Identifying the Distribution of Your Data

Meredith Griffith | 31 March, 2015

Topics: Data Analysis, Statistics

To choose the right statistical analysis, you need to know the distribution of your data. Suppose you want to assess the capability of your process. If you conduct an analysis that assumes the data follow a normal distribution when, in fact, the data are nonnormal, your results will be inaccurate. To avoid this costly error, you must determine the distribution of your data.

So, how do you determine the distribution? Minitab’s Individual Distribution Identification is a simple way to find the distribution of your data so you can choose the appropriate statistical analysis. You can use it to:

  • Determine whether a distribution you used previously is still valid for the current data
  • Choose the right distribution when you’re not sure which distribution to use
  • Transform your data to follow a normal distribution

Let's take a closer look at three ways you can use the Individual Distribution Identification tool in our statistical software

Confirm a Certain Distribution Fits Your Data

In most cases, your process knowledge helps you identify the distribution of your data. In these situations, you can use Minitab’s Individual Distribution Identification to confirm the known distribution fits the current data.
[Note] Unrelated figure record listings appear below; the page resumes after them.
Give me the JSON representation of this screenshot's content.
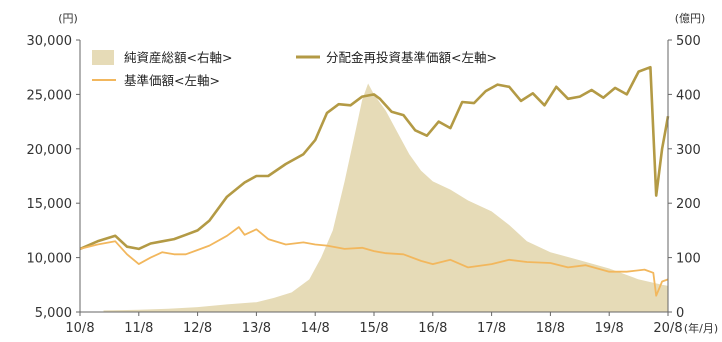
{
  "chart_data": {
    "type": "line",
    "title": "",
    "x_axis": {
      "categories": [
        "10/8",
        "11/8",
        "12/8",
        "13/8",
        "14/8",
        "15/8",
        "16/8",
        "17/8",
        "18/8",
        "19/8",
        "20/8"
      ],
      "unit_label": "(年/月)"
    },
    "y_left": {
      "unit_label": "(円)",
      "range": [
        5000,
        30000
      ],
      "ticks": [
        "5,000",
        "10,000",
        "15,000",
        "20,000",
        "25,000",
        "30,000"
      ]
    },
    "y_right": {
      "unit_label": "(億円)",
      "range": [
        0,
        500
      ],
      "ticks": [
        "0",
        "100",
        "200",
        "300",
        "400",
        "500"
      ]
    },
    "grid": false,
    "legend_position": "top-left",
    "colors": {
      "net_assets": "#e6dbb7",
      "reinvested_nav": "#b39a45",
      "base_nav": "#f2b75d",
      "axis": "#666666"
    },
    "series": [
      {
        "name": "純資産総額<右軸>",
        "type": "area",
        "axis": "right",
        "x": [
          0.4,
          1,
          1.5,
          2,
          2.5,
          3,
          3.3,
          3.6,
          3.9,
          4.1,
          4.3,
          4.5,
          4.7,
          4.8,
          4.9,
          5.0,
          5.2,
          5.4,
          5.6,
          5.8,
          6.0,
          6.3,
          6.6,
          7.0,
          7.3,
          7.6,
          8.0,
          8.5,
          9.0,
          9.5,
          9.9,
          10
        ],
        "values": [
          3,
          4,
          6,
          9,
          14,
          18,
          26,
          36,
          60,
          100,
          150,
          240,
          340,
          390,
          420,
          400,
          370,
          330,
          290,
          260,
          240,
          225,
          205,
          185,
          160,
          130,
          110,
          95,
          80,
          60,
          50,
          48
        ]
      },
      {
        "name": "分配金再投資基準価額<左軸>",
        "type": "line",
        "axis": "left",
        "x": [
          0,
          0.3,
          0.6,
          0.8,
          1.0,
          1.2,
          1.4,
          1.6,
          1.8,
          2.0,
          2.2,
          2.5,
          2.8,
          3.0,
          3.2,
          3.5,
          3.8,
          4.0,
          4.2,
          4.4,
          4.6,
          4.8,
          5.0,
          5.1,
          5.3,
          5.5,
          5.7,
          5.9,
          6.1,
          6.3,
          6.5,
          6.7,
          6.9,
          7.1,
          7.3,
          7.5,
          7.7,
          7.9,
          8.1,
          8.3,
          8.5,
          8.7,
          8.9,
          9.1,
          9.3,
          9.5,
          9.7,
          9.8,
          9.9,
          9.95,
          10.0
        ],
        "values": [
          10800,
          11500,
          12000,
          11000,
          10800,
          11300,
          11500,
          11700,
          12100,
          12500,
          13400,
          15600,
          16900,
          17500,
          17500,
          18600,
          19500,
          20800,
          23300,
          24100,
          24000,
          24800,
          25000,
          24600,
          23400,
          23100,
          21700,
          21200,
          22500,
          21900,
          24300,
          24200,
          25300,
          25900,
          25700,
          24400,
          25100,
          24000,
          25700,
          24600,
          24800,
          25400,
          24700,
          25600,
          25000,
          27100,
          27500,
          15700,
          20000,
          21500,
          23000
        ]
      },
      {
        "name": "基準価額<左軸>",
        "type": "line",
        "axis": "left",
        "x": [
          0,
          0.3,
          0.6,
          0.8,
          1.0,
          1.2,
          1.4,
          1.6,
          1.8,
          2.0,
          2.2,
          2.5,
          2.7,
          2.8,
          3.0,
          3.2,
          3.5,
          3.8,
          4.0,
          4.2,
          4.5,
          4.8,
          5.0,
          5.2,
          5.5,
          5.8,
          6.0,
          6.3,
          6.6,
          7.0,
          7.3,
          7.6,
          8.0,
          8.3,
          8.6,
          9.0,
          9.3,
          9.6,
          9.75,
          9.8,
          9.9,
          10.0
        ],
        "values": [
          10800,
          11200,
          11500,
          10300,
          9400,
          10000,
          10500,
          10300,
          10300,
          10700,
          11100,
          12000,
          12800,
          12100,
          12600,
          11700,
          11200,
          11400,
          11200,
          11100,
          10800,
          10900,
          10600,
          10400,
          10300,
          9700,
          9400,
          9800,
          9100,
          9400,
          9800,
          9600,
          9500,
          9100,
          9300,
          8700,
          8700,
          8900,
          8600,
          6500,
          7800,
          8000
        ]
      }
    ]
  }
}
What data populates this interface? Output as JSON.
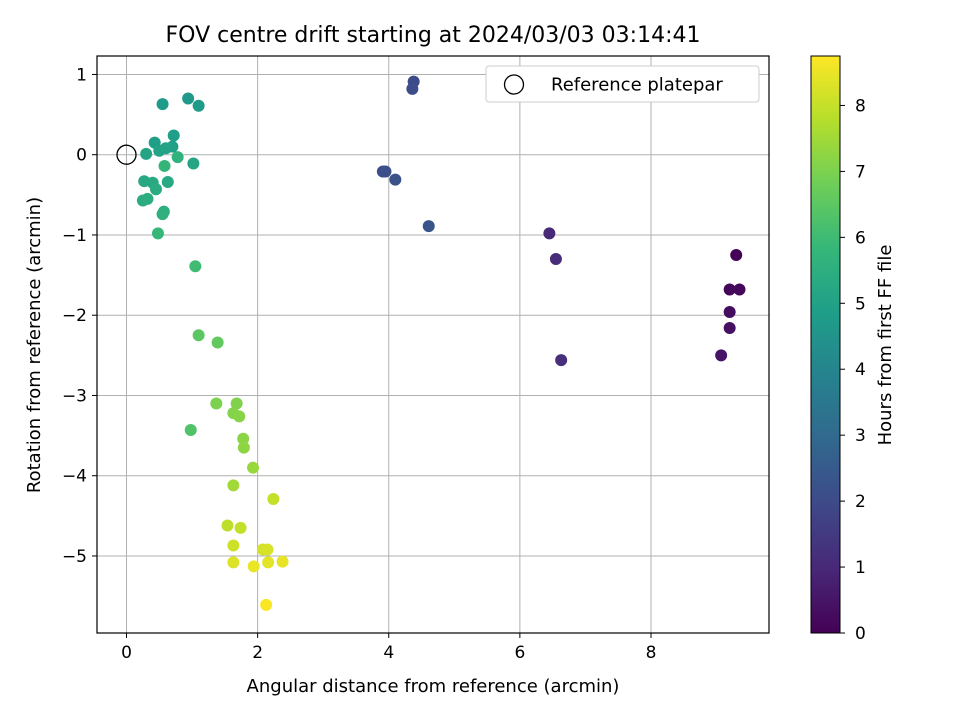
{
  "chart_data": {
    "type": "scatter",
    "title": "FOV centre drift starting at 2024/03/03 03:14:41",
    "xlabel": "Angular distance from reference (arcmin)",
    "ylabel": "Rotation from reference (arcmin)",
    "xlim": [
      -0.45,
      9.8
    ],
    "ylim": [
      -5.96,
      1.23
    ],
    "x_ticks": [
      0,
      2,
      4,
      6,
      8
    ],
    "y_ticks": [
      1,
      0,
      -1,
      -2,
      -3,
      -4,
      -5
    ],
    "grid": true,
    "legend": {
      "placement": "top-right",
      "entries": [
        "Reference platepar"
      ]
    },
    "reference_point": {
      "x": 0,
      "y": 0
    },
    "colorbar": {
      "label": "Hours from first FF file",
      "range": [
        0,
        8.75
      ],
      "ticks": [
        0,
        1,
        2,
        3,
        4,
        5,
        6,
        7,
        8
      ],
      "colormap": "viridis"
    },
    "points": [
      {
        "x": 9.3,
        "y": -1.25,
        "h": 0.05
      },
      {
        "x": 9.2,
        "y": -1.68,
        "h": 0.15
      },
      {
        "x": 9.35,
        "y": -1.68,
        "h": 0.2
      },
      {
        "x": 9.2,
        "y": -1.96,
        "h": 0.3
      },
      {
        "x": 9.2,
        "y": -2.16,
        "h": 0.4
      },
      {
        "x": 9.07,
        "y": -2.5,
        "h": 0.5
      },
      {
        "x": 6.45,
        "y": -0.98,
        "h": 1.0
      },
      {
        "x": 6.55,
        "y": -1.3,
        "h": 1.1
      },
      {
        "x": 6.63,
        "y": -2.56,
        "h": 1.2
      },
      {
        "x": 4.38,
        "y": 0.91,
        "h": 2.0
      },
      {
        "x": 4.36,
        "y": 0.82,
        "h": 2.05
      },
      {
        "x": 3.91,
        "y": -0.21,
        "h": 2.1
      },
      {
        "x": 3.95,
        "y": -0.21,
        "h": 2.15
      },
      {
        "x": 4.1,
        "y": -0.31,
        "h": 2.2
      },
      {
        "x": 4.61,
        "y": -0.89,
        "h": 2.3
      },
      {
        "x": 0.94,
        "y": 0.7,
        "h": 4.7
      },
      {
        "x": 1.1,
        "y": 0.61,
        "h": 4.75
      },
      {
        "x": 0.55,
        "y": 0.63,
        "h": 4.8
      },
      {
        "x": 0.72,
        "y": 0.24,
        "h": 4.85
      },
      {
        "x": 0.43,
        "y": 0.15,
        "h": 4.9
      },
      {
        "x": 0.7,
        "y": 0.1,
        "h": 4.95
      },
      {
        "x": 0.6,
        "y": 0.08,
        "h": 5.0
      },
      {
        "x": 0.5,
        "y": 0.05,
        "h": 5.05
      },
      {
        "x": 0.3,
        "y": 0.01,
        "h": 5.1
      },
      {
        "x": 1.02,
        "y": -0.11,
        "h": 5.15
      },
      {
        "x": 0.27,
        "y": -0.33,
        "h": 5.2
      },
      {
        "x": 0.63,
        "y": -0.34,
        "h": 5.25
      },
      {
        "x": 0.4,
        "y": -0.35,
        "h": 5.3
      },
      {
        "x": 0.45,
        "y": -0.43,
        "h": 5.35
      },
      {
        "x": 0.25,
        "y": -0.57,
        "h": 5.4
      },
      {
        "x": 0.32,
        "y": -0.55,
        "h": 5.45
      },
      {
        "x": 0.57,
        "y": -0.71,
        "h": 5.5
      },
      {
        "x": 0.55,
        "y": -0.74,
        "h": 5.55
      },
      {
        "x": 0.78,
        "y": -0.03,
        "h": 5.65
      },
      {
        "x": 0.58,
        "y": -0.14,
        "h": 5.75
      },
      {
        "x": 0.48,
        "y": -0.98,
        "h": 5.85
      },
      {
        "x": 1.05,
        "y": -1.39,
        "h": 6.0
      },
      {
        "x": 0.98,
        "y": -3.43,
        "h": 6.3
      },
      {
        "x": 1.1,
        "y": -2.25,
        "h": 6.5
      },
      {
        "x": 1.39,
        "y": -2.34,
        "h": 6.6
      },
      {
        "x": 1.37,
        "y": -3.1,
        "h": 7.0
      },
      {
        "x": 1.68,
        "y": -3.1,
        "h": 7.05
      },
      {
        "x": 1.63,
        "y": -3.22,
        "h": 7.1
      },
      {
        "x": 1.72,
        "y": -3.26,
        "h": 7.15
      },
      {
        "x": 1.78,
        "y": -3.54,
        "h": 7.2
      },
      {
        "x": 1.79,
        "y": -3.65,
        "h": 7.25
      },
      {
        "x": 1.93,
        "y": -3.9,
        "h": 7.4
      },
      {
        "x": 1.63,
        "y": -4.12,
        "h": 7.5
      },
      {
        "x": 2.24,
        "y": -4.29,
        "h": 8.0
      },
      {
        "x": 1.54,
        "y": -4.62,
        "h": 7.9
      },
      {
        "x": 1.74,
        "y": -4.65,
        "h": 7.95
      },
      {
        "x": 1.63,
        "y": -4.87,
        "h": 8.1
      },
      {
        "x": 2.08,
        "y": -4.92,
        "h": 8.2
      },
      {
        "x": 2.15,
        "y": -4.92,
        "h": 8.25
      },
      {
        "x": 1.63,
        "y": -5.08,
        "h": 8.3
      },
      {
        "x": 2.16,
        "y": -5.08,
        "h": 8.4
      },
      {
        "x": 2.38,
        "y": -5.07,
        "h": 8.45
      },
      {
        "x": 1.94,
        "y": -5.13,
        "h": 8.5
      },
      {
        "x": 2.13,
        "y": -5.61,
        "h": 8.7
      }
    ]
  }
}
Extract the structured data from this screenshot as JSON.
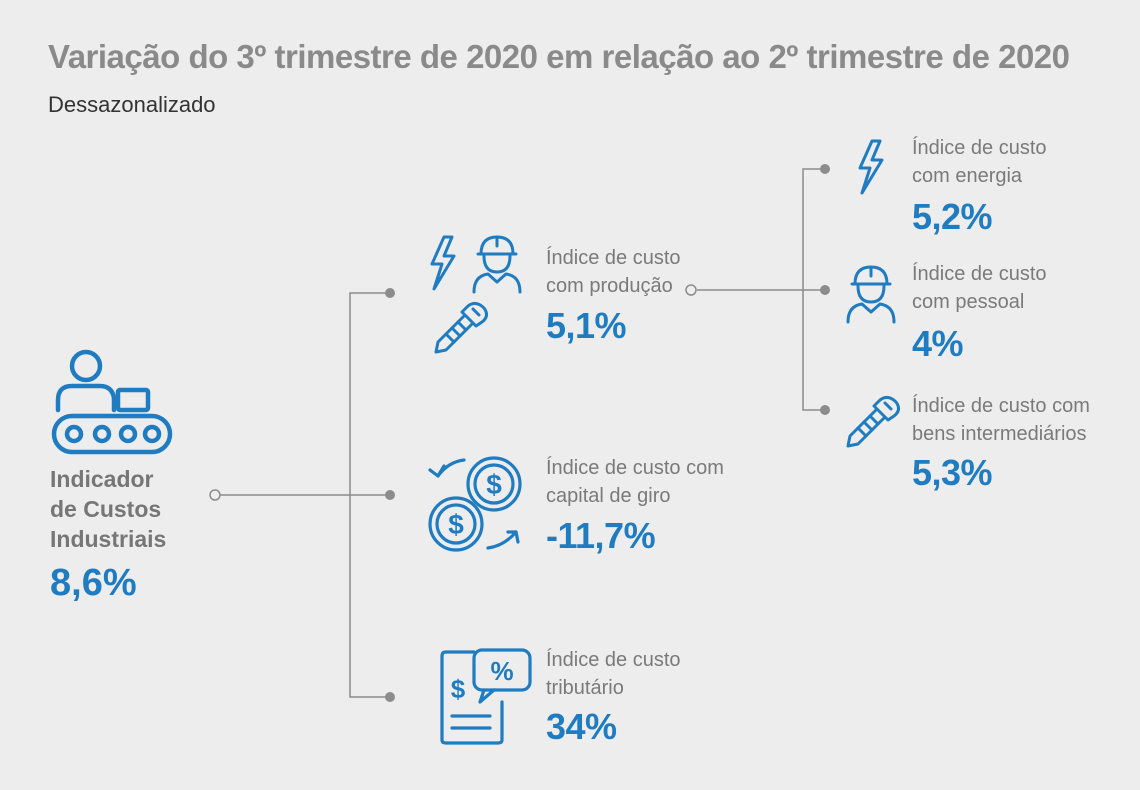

Suppose you want to perform a capability analysis to ensure that the weight of ice cream containers from your production line meets specifications. In the past, ice cream container weights have been normally distributed, but you want to confirm normality. Here’s how you use Individual Distribution Identification to quickly assess the fit.

  1. Choose Stat > Quality Tools > Individual Distribution Identification.
  2. Specify the column of data to analyze and the distribution to check it against.
  3. Click OK.

Probability Plot for Weight

A given distribution is a good fit if:

  • The data points roughly follow a straight line
  • The p-value is greater than 0.05

In this case, the ice cream weight data appear to follow a normal distribution, so you can justify using normal capability analysis.

Determine Which Distribution Best Fits Your Data

Perhaps you have successfully used more than one distribution in the past. You can use Individual Distribution Identification to help you decide which distribution best fits your current data. For example, you want to assess whether a particular weld strength meets customers’ requirements, but several distributions have been used to model this data historically. Here’s how you use Individual Distribution Identification to choose the distribution that best fits your current data.

  1. Choose Stat > Quality Tools > Individual Distribution Identification.
  2. Specify the column of data to analyze and the distributions to check it against.
  3. Click OK.

Determine Which Distribution Best Fits Your Data

Choose the distribution with data points that roughly follow a straight line and the highest p-value. In this case, the Weibull distribution fits the data best.

Note

When you fit your data with both a 2-parameter distribution and its 3-parameter counterpart, the latter often appears to be a better fit. However, you should use a 3-parameter distribution only if it is significantly better. See Minitab Help for information about choosing between a 2-parameter distribution and a 3-parameter distribution.

Use a Normal Statistical Analysis on Nonnormal Data

While Minitab offers various options for analysis of nonnormal data, many users prefer to use the broader palette of normal statistical analyses. Minitab’s Individual Distribution Identification can transform your nonnormal data using the Box-Cox method so that it follows a normal distribution. You can then use the transformed data with any analysis that assumes the data follow a normal distribution.

  1. Choose Stat > Quality Tools > Individual Distribution Identification.
  2. Specify the column of data to analyze.
  3. From the Distribution drop-down menu in the main dialog, choose Box-Cox transformation, and select any other distributions to compare it with.
  4. Click OK in each dialog box.

USE A NORMAL STATISTICAL ANALYSIS ON NONNORMAL DATA

For the transformed data, check for data points that roughly follow a straight line and a p-value greater than 0.05.

In this case, the probability plot and p-value suggest the transformed data follow a normal distribution. You can now use the transformed data for further analysis.

Note

Data transformations will not always produce normal data. You must check the probability plot and p-value to assess whether the normal distribution fits the transformed data well.

Putting Individual Distribution Identification to Use

It is always good practice to know the distribution of your data before choosing a statistical analysis. Minitab’s Individual Distribution Identification is an easy-to-use tool that can help you identify the distribution of your data as well as eliminate errors and wasted time that result from an inappropriate analysis.

You can use this feature to check the fit of a single distribution, or to compare the fits of several distributions and select the one that best fits your data. If you prefer to work with normal data, you can even use Minitab’s Individual Distribution Identification to transform your nonnormal data to see if they follow a normal distribution.